From Routine to Ritual

We tend to associate rituals with very specific types of activities: communal rites of worship, rites of passage, commemorative rites… Yes, these are rituals, but this is only the narrowest definition of the term.

More broadly, the difference between a routine and a ritual is the mindset behind the action. While routines can be actions that just need to be done—such as making your bed or taking a shower—rituals are viewed as more meaningful practices that have a real sense of purpose.

Design your habits, routines, and rituals with the intentionality curve

Rituals do not have to be spiritual or religious. What matters is your level of intentionality. With rituals, you are fully engaged with a focus on the experience of the task, rather than its mere completion. You are investing your highest levels of energy and consciousness.

And you can virtually turn any routine into a ritual by becoming more mindful and making mental space for the action. For instance, when you eat, you could practice paying attention to the textures and the way you chew. Research actually shows that mindful eating can indeed improve the flavor of your food, making you feel more satisfied.

Showering can become an opportunity to become mindful of your body and its connection to your mind. Focus on the sensation of the water on your skin and how your thoughts seem to flow more easily. This way, a simple morning routine can become a morning ritual.

Even cleaning the house can be used to become more aware of your body movements and sensations in your muscles and joints.

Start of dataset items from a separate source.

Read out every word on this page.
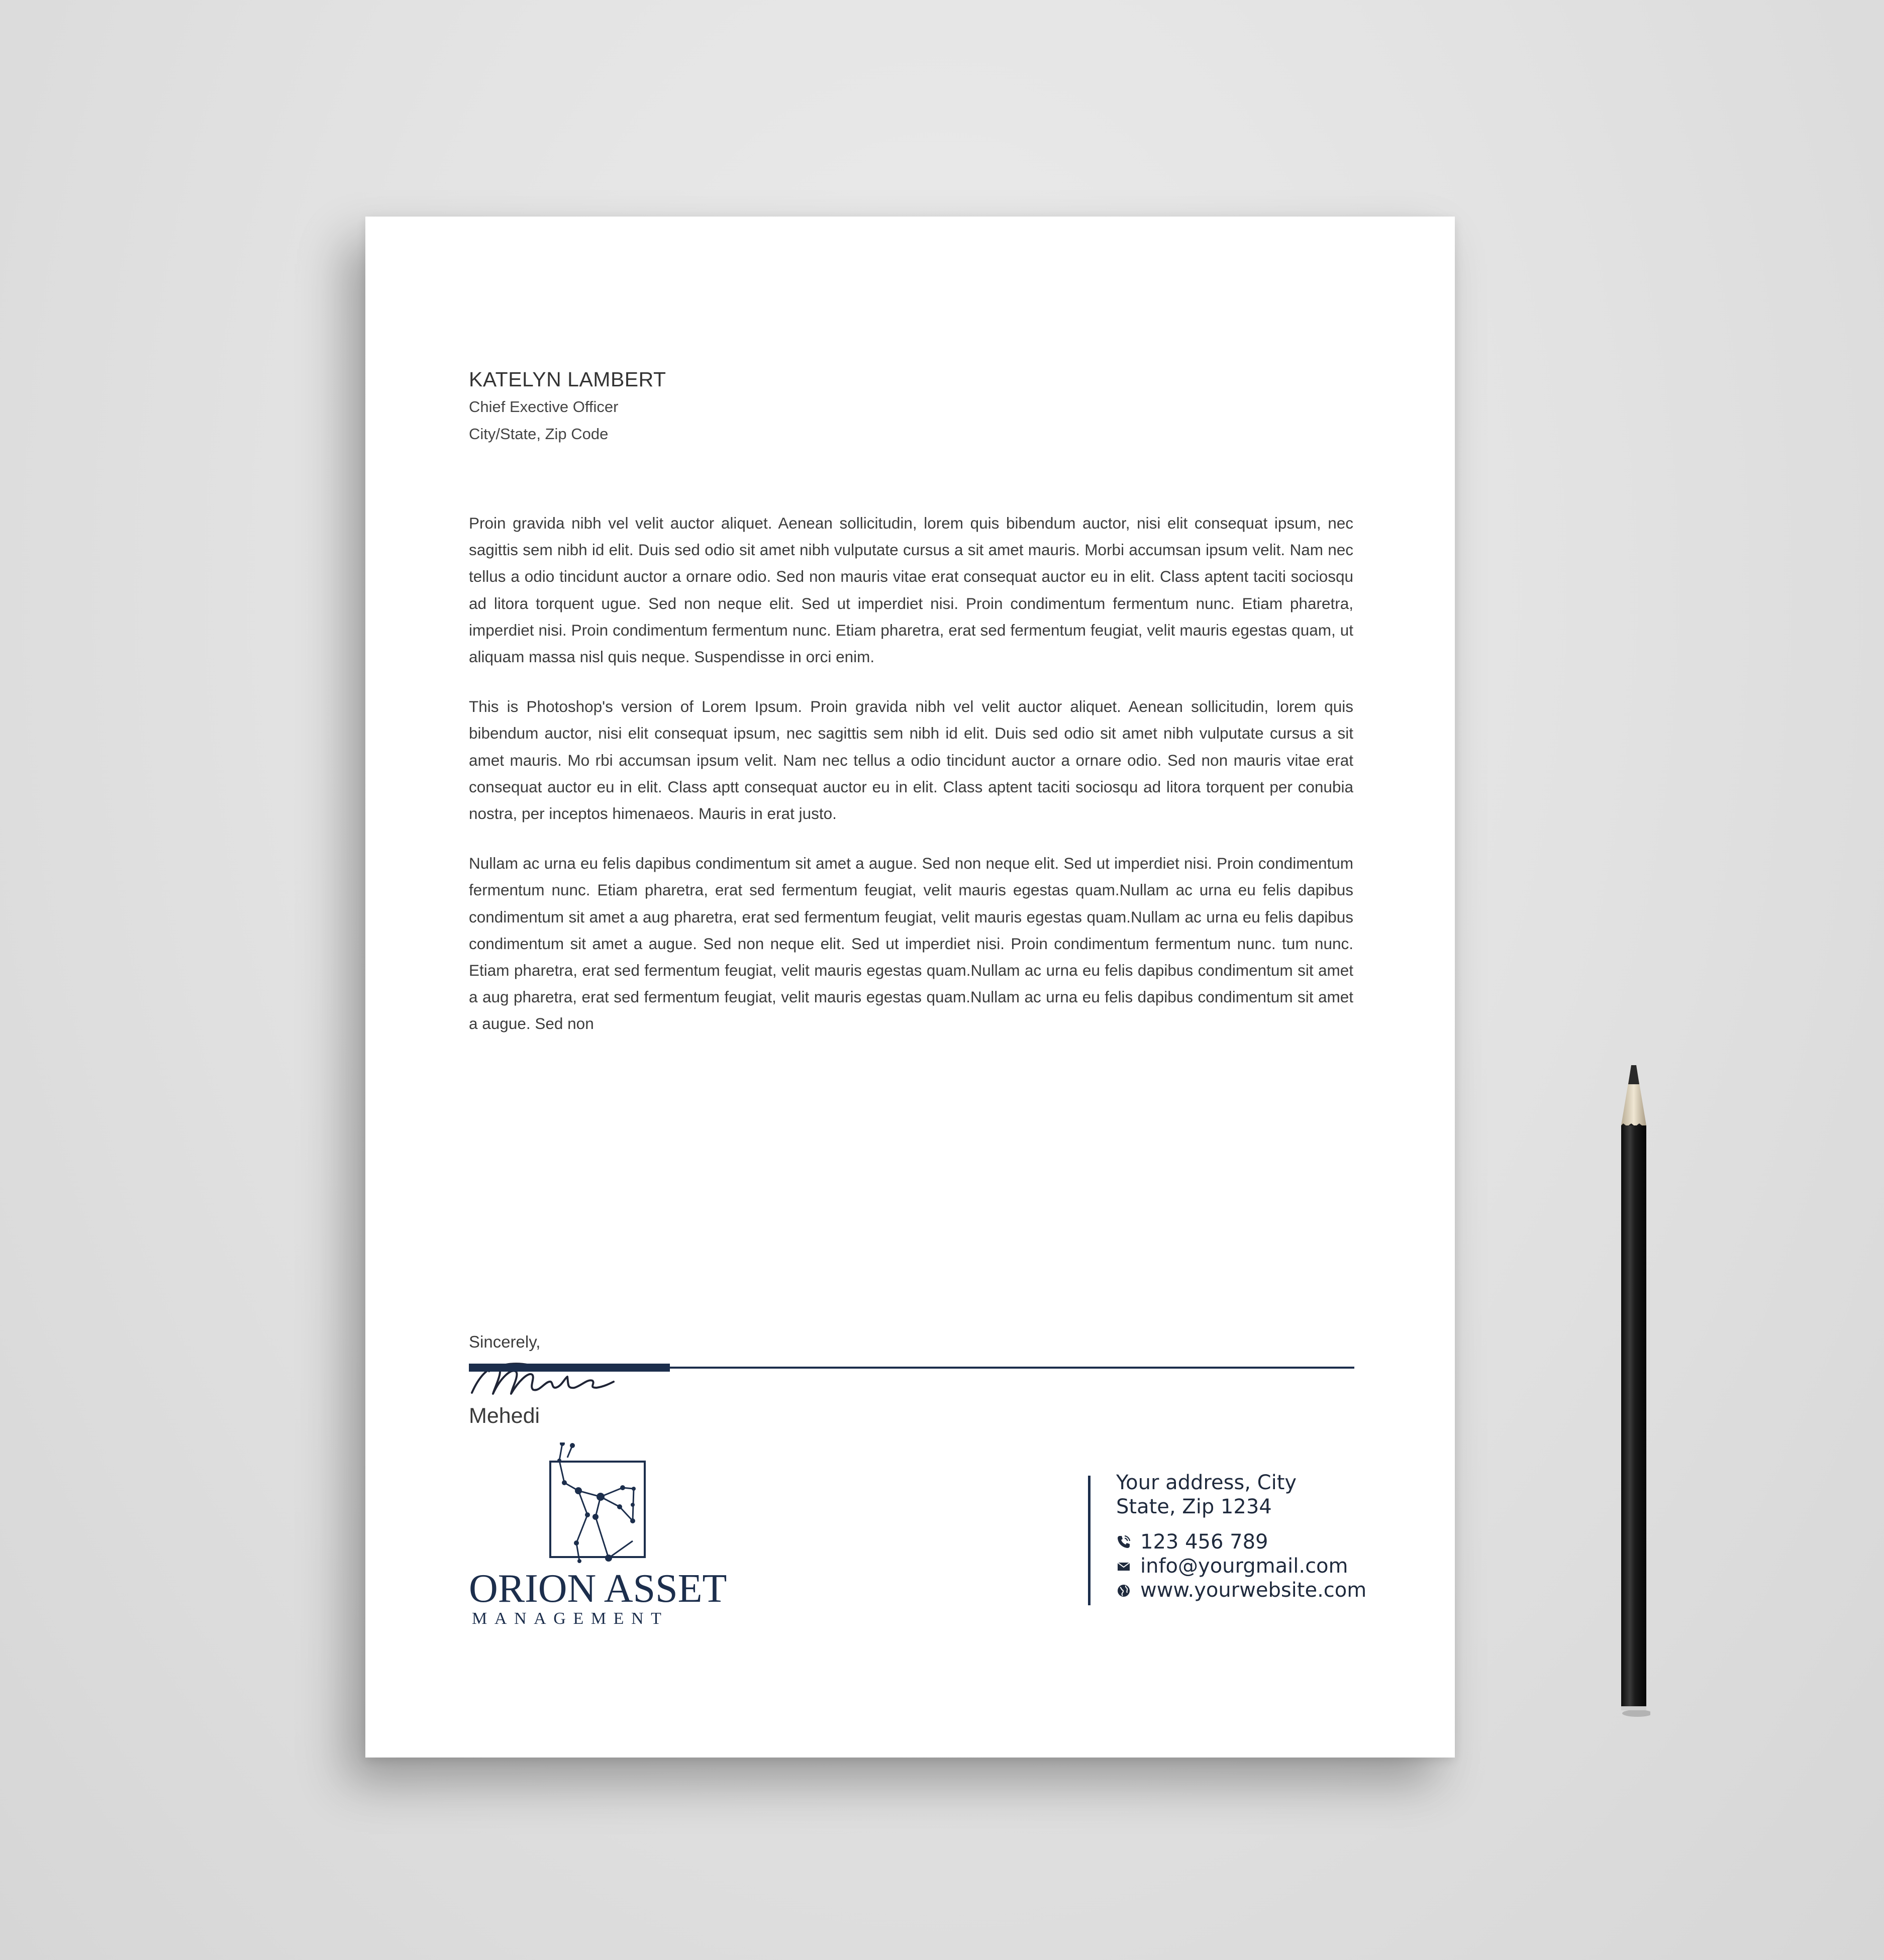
KATELYN LAMBERT
Chief Exective Officer
City/State, Zip Code

Proin gravida nibh vel velit auctor aliquet. Aenean sollicitudin, lorem quis bibendum auctor, nisi elit consequat ipsum, nec sagittis sem nibh id elit. Duis sed odio sit amet nibh vulputate cursus a sit amet mauris. Morbi accumsan ipsum velit. Nam nec tellus a odio tincidunt auctor a ornare odio. Sed non mauris vitae erat consequat auctor eu in elit. Class aptent taciti sociosqu ad litora torquent ugue. Sed non neque elit. Sed ut imperdiet nisi. Proin condimentum fermentum nunc. Etiam pharetra, imperdiet nisi. Proin condimentum fermentum nunc. Etiam pharetra, erat sed fermentum feugiat, velit mauris egestas quam, ut aliquam massa nisl quis neque. Suspendisse in orci enim.

This is Photoshop's version of Lorem Ipsum. Proin gravida nibh vel velit auctor aliquet. Aenean sollicitudin, lorem quis bibendum auctor, nisi elit consequat ipsum, nec sagittis sem nibh id elit. Duis sed odio sit amet nibh vulputate cursus a sit amet mauris. Mo rbi accumsan ipsum velit. Nam nec tellus a odio tincidunt auctor a ornare odio. Sed non mauris vitae erat consequat auctor eu in elit. Class aptt consequat auctor eu in elit. Class aptent taciti sociosqu ad litora torquent per conubia nostra, per inceptos himenaeos. Mauris in erat justo.

Nullam ac urna eu felis dapibus condimentum sit amet a augue. Sed non neque elit. Sed ut imperdiet nisi. Proin condimentum fermentum nunc. Etiam pharetra, erat sed fermentum feugiat, velit mauris egestas quam.Nullam ac urna eu felis dapibus condimentum sit amet a aug pharetra, erat sed fermentum feugiat, velit mauris egestas quam.Nullam ac urna eu felis dapibus condimentum sit amet a augue. Sed non neque elit. Sed ut imperdiet nisi. Proin condimentum fermentum nunc. tum nunc. Etiam pharetra, erat sed fermentum feugiat, velit mauris egestas quam.Nullam ac urna eu felis dapibus condimentum sit amet a aug pharetra, erat sed fermentum feugiat, velit mauris egestas quam.Nullam ac urna eu felis dapibus condimentum sit amet a augue. Sed non

Sincerely,
Mehedi
ORION ASSET
MANAGEMENT
Your address, City
State, Zip 1234
123 456 789
info@yourgmail.com
www.yourwebsite.com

Just look at some of your existing routines and see if any could become more intentional.

The Intentional Life

The power of playing with the spectrum of consciousness when performing daily activities is that you don’t need to carve extra time for a separate mindfulness practice. Yes, there is lots of research showing the benefits of journaling, yoga, and meditation, but sometimes life gets busy.

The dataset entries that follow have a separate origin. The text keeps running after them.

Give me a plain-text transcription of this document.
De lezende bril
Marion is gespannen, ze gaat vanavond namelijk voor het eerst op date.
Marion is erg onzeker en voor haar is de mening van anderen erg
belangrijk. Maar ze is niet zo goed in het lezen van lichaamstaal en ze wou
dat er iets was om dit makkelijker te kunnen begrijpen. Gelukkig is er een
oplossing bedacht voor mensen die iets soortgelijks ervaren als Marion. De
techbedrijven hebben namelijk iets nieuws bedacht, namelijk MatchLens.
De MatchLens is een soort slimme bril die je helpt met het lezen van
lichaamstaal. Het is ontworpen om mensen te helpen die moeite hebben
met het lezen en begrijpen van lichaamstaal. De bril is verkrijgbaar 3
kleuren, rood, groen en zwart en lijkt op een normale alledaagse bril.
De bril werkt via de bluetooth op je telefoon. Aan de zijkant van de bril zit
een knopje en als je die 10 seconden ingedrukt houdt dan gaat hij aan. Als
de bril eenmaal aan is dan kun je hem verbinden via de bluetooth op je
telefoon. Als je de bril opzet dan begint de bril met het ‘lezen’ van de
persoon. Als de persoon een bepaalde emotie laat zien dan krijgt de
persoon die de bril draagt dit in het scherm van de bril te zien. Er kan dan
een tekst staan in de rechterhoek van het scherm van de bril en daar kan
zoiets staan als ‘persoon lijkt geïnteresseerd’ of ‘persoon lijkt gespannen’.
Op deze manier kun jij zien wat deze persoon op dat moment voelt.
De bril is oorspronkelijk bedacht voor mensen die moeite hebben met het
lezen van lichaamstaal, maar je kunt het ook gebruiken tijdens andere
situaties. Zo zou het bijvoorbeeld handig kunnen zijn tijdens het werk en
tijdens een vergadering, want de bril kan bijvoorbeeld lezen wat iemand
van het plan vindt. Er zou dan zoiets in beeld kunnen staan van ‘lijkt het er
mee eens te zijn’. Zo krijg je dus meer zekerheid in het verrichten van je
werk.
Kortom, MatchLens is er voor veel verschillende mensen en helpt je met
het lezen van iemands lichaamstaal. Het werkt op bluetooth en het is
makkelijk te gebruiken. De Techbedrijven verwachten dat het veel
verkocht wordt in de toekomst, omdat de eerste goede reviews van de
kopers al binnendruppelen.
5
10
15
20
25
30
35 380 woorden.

Turning a daily routine into a daily ritual is an easy way to inject more intentionality into your life, even when you don’t have much time or energy.

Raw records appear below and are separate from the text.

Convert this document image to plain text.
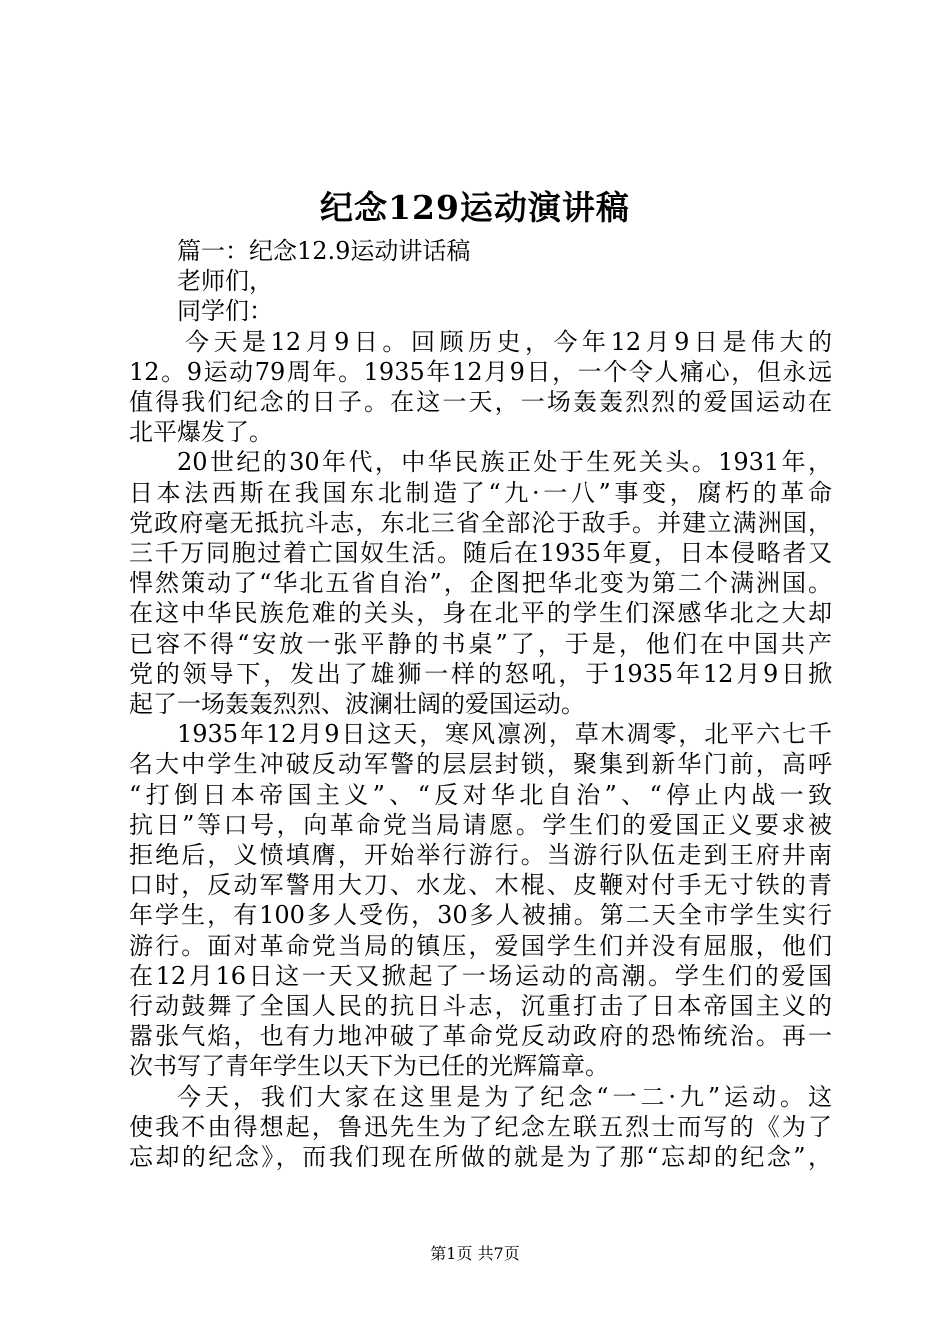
纪念129运动演讲稿

篇一：纪念12.9运动讲话稿

老师们，

同学们：

今天是12月9日。回顾历史，今年12月9日是伟大的

12。9运动79周年。1935年12月9日，一个令人痛心，但永远

值得我们纪念的日子。在这一天，一场轰轰烈烈的爱国运动在

北平爆发了。

20世纪的30年代，中华民族正处于生死关头。1931年，

日本法西斯在我国东北制造了“九·一八”事变，腐朽的革命

党政府毫无抵抗斗志，东北三省全部沦于敌手。并建立满洲国，

三千万同胞过着亡国奴生活。随后在1935年夏，日本侵略者又

悍然策动了“华北五省自治”，企图把华北变为第二个满洲国。

在这中华民族危难的关头，身在北平的学生们深感华北之大却

已容不得“安放一张平静的书桌”了，于是，他们在中国共产

党的领导下，发出了雄狮一样的怒吼，于1935年12月9日掀

起了一场轰轰烈烈、波澜壮阔的爱国运动。

1935年12月9日这天，寒风凛冽，草木凋零，北平六七千

名大中学生冲破反动军警的层层封锁，聚集到新华门前，高呼

“打倒日本帝国主义”、“反对华北自治”、“停止内战一致

抗日”等口号，向革命党当局请愿。学生们的爱国正义要求被

拒绝后，义愤填膺，开始举行游行。当游行队伍走到王府井南

口时，反动军警用大刀、水龙、木棍、皮鞭对付手无寸铁的青

年学生，有100多人受伤，30多人被捕。第二天全市学生实行

游行。面对革命党当局的镇压，爱国学生们并没有屈服，他们

在12月16日这一天又掀起了一场运动的高潮。学生们的爱国

行动鼓舞了全国人民的抗日斗志，沉重打击了日本帝国主义的

嚣张气焰，也有力地冲破了革命党反动政府的恐怖统治。再一

次书写了青年学生以天下为已任的光辉篇章。

今天，我们大家在这里是为了纪念“一二·九”运动。这

使我不由得想起，鲁迅先生为了纪念左联五烈士而写的《为了

忘却的纪念》，而我们现在所做的就是为了那“忘却的纪念”，

第1页 共7页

And being aware of your consciousness levels can also help you create better habits. I call this intentional process of scaling up or down your consciousness levels when performing daily actions the Intentionality Curve. Just ask yourself:

  • What routines do I want to turn into habits by lowering my intentionality?
  • What routines do I want to turn into rituals by increasing my intentionality?

Those two simple questions, if you ask them regularly, can help you practice metacognition in a very tangible way and avoid living your life on autopilot. And that’s an idea worth playing with.